In the parking lot, Marcel has unloaded the camper-car and a crowd has gathered making orders. Marcel shouts that the camper-car is a success. Unfazed by this, Hulot walks with Maria to the subway station. Within the crowd, Hulot gets separated from Maria and he heads downstairs. He is then forced back upstairs by commuters heading in the opposite direction. Hulot ends up back in her arms, where they walk off together in a parking lot full of identical umbrellas and nearly identical cars on a rainy day.

==Cast==
- Jacques Tati as Monsieur Hulot
- Tony Knepper as Mechanic
- Franco Ressel
- Mario Zanuelli
- Maria Kimberly as Maria
- Marcel Fraval as Truck driver
- Honoré Bostel as ALTRA director
- F. Maisongrosse as François

==Reception==
Judith Crist of New York magazine wrote in her review: "Jacques Tati's Traffic is so non-blockbuster, in fact, that it is absolutely therapeutic for today's moviegoer, a velvet-gloved healing hand from the past to remind us of children's laughter and adults' smiles of satisfaction at the comedy that had indeed evoked their laughter at first sight." Vincent Canby of The New York Times called Trafic "a very merry sort of film, but the amusement we share is Tati's, not Hulot's, a fact that may seem cold and unsettling to those who insist on mixing two parts of tears with every 10 parts of laughter." Roger Ebert gave the film 3 1/2 stars out of four, praising Tati for creating humorous incidents that "are so involved they're almost impossible to describe, but Hulot copes with them with good nature and never loses his philosophical equilibrium." The film theorist Michel Chion wrote: "Trafic turns out to be as impure a patchwork as Play Time was pure and intransigent. Nonetheless, it is an endearing film for different reasons: we are invited to a picaresque journey of a man who leaves Paris to go to Amsterdam for a car show, but arrives much too late to participate."

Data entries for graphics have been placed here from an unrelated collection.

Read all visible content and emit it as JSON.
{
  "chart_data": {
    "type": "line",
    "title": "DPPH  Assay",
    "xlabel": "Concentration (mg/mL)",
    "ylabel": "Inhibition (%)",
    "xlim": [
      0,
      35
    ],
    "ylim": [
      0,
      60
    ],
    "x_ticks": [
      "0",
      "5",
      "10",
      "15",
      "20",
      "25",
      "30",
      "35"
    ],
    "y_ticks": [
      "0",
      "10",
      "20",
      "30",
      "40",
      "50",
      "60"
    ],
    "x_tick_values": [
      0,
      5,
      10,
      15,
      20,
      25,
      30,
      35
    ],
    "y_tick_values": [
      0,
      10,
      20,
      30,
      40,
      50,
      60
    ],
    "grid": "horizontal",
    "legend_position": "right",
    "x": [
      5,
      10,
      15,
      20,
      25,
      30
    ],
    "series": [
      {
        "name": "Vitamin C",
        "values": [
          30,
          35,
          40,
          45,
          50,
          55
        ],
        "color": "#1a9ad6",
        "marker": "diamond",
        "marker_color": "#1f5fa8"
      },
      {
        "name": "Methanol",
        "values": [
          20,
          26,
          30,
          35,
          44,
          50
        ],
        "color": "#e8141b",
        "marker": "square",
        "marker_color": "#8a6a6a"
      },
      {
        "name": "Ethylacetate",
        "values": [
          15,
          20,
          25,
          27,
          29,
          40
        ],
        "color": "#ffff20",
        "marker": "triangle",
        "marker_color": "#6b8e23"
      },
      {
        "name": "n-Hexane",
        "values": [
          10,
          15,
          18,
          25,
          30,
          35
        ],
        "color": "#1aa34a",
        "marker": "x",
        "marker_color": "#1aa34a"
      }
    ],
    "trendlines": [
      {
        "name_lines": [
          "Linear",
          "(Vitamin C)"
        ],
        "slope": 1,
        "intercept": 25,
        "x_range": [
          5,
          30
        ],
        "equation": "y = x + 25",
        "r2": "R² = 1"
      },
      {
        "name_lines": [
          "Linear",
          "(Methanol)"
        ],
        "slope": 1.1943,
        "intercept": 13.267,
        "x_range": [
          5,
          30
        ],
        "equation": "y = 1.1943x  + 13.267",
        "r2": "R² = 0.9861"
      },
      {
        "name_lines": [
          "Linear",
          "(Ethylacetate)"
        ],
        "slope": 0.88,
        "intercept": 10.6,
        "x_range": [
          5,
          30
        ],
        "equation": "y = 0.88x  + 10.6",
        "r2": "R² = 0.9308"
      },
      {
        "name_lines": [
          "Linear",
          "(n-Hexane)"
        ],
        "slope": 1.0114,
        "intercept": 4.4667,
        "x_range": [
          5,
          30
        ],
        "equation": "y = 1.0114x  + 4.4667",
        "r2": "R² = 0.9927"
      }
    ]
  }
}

Jonathan Romney, in his Criterion Collection essay, felt "Tati certainly appears less in control than in the vast coordinated ballet of Play Time. For the most part, the jokes in Trafic drum up a sense of languid, almost apathetic chaos (note the distracted workers at the Altra workshop), without there always being conventional payoffs to give the comic business a sense of purpose." Gary Giddins disagreed with Romney's assessment in his book Warning Shadows, writing that he believes Trafic to have been "transcendent," as well as "misperceived" and "neglected." Another review felt Trafic was "slow going, and even devoted fans will wonder whether they're there yet."

==Home media==
The film was released on DVD by The Criterion Collection on 15 July 2008, in a special edition double-disc set, and on Blu-ray on 28 October 2014 as a part of The Complete Jacques Tati.